多くの中小企業にとって大きな悩みのタネとなっている人手不足。その一方で、こうした状況に手をこまねいているのではなく、DXや多様な人材活躍、選択と集中の徹底など独自の戦略を打ち出し、「少人数」を「強み」に変えている企業がある。成長を続ける企業の経営者たちの取り組みとその考え方に迫った。
多様な人材の育成とDXで 多品種小ロットの生産にシフト
精密プレス加工と金型製作を行う川田製作所は、近年まで売り上げの大半を1社に依存し、従業員の高齢化も進んでいた。同社は、新卒の採用、外国人や障害者の雇用など人材を多様化し、元システムエンジニアの二代目社長が主導してDXを推進するなど改革を図り、従業員の若返りと生産性の向上、新たな販路開拓に成功した。
従業員の高齢化が進み 多様な人材を戦力に
神奈川県小田原市にある川田製作所は、1969年に板金加工やプレス加工を行う町工場として創業し、73年に会社を設立した。長年培ってきた技術力があるが、近年まで取引先1社に売り上げの7割以上を依存していた。また、従業員の高齢化も進んでいた。 「私が入社した当時は、55歳以上の方が多く、10年後にはほとんどの方が定年を迎えるような状態でした」と言うのは、二代目社長の川田俊介さんである。川田さんは、大手電機メーカーでシステムエンジニア(SE)として勤務した後、2010年に家業である同社に入社した。次世代を担う人材の育成が喫緊の課題だった同社は、ハローワーク頼りだった採用活動を改めた。13年から、地元の子どもたちの職業体験や、近隣の技術系大学からのインターンシップを受け入れ、新卒採用に積極的に取り組んだ。また、14年からは地元在住の外国人や外国人技能実習生の雇用を推進した。 「アジアの国の人たちは、ハングリーさがあって元気なので、会社全体が活気づくのではないかと思いました」という川田さん。ベトナムからの技能実習生は、日本人ベテラン技術者が長年かけて習得してきた仕事を、わずか数カ月でマスターした。
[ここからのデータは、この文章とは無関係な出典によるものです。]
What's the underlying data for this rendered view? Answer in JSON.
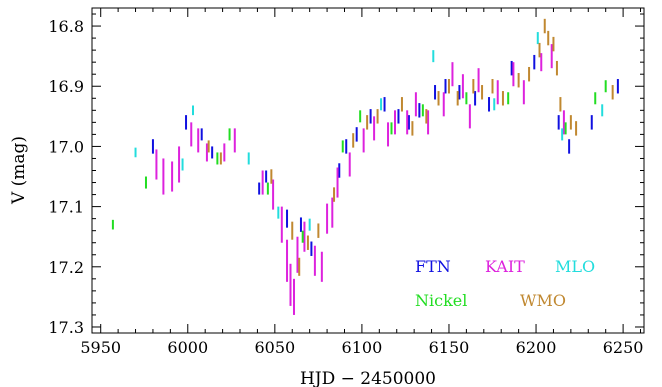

彼らは言葉の壁を越えて、同社の戦力として確実に成長している。 同社は、多様な人材が活躍できる職場環境を整備しており、障害者雇用も「義務ではなく戦力」と考えている。従業員が40人未満の会社であれば障害者雇用の義務はないが、同社では地元の施設との縁で、1975年頃から障害者を雇用している。現在も聴覚障害や知的障害、肢体不自由など、5人が同社の戦力となっている。 「彼らは障害者手帳を持っていますが、障害ではなくて、それぞれの特徴です。その特徴に対する配慮をしています」という川田さん。例えば、不良品数を数えるのが苦手な知的障害を持つ従業員のためにカウンター(数取器)を導入するなど、個々の特性に合わせた工夫をしている。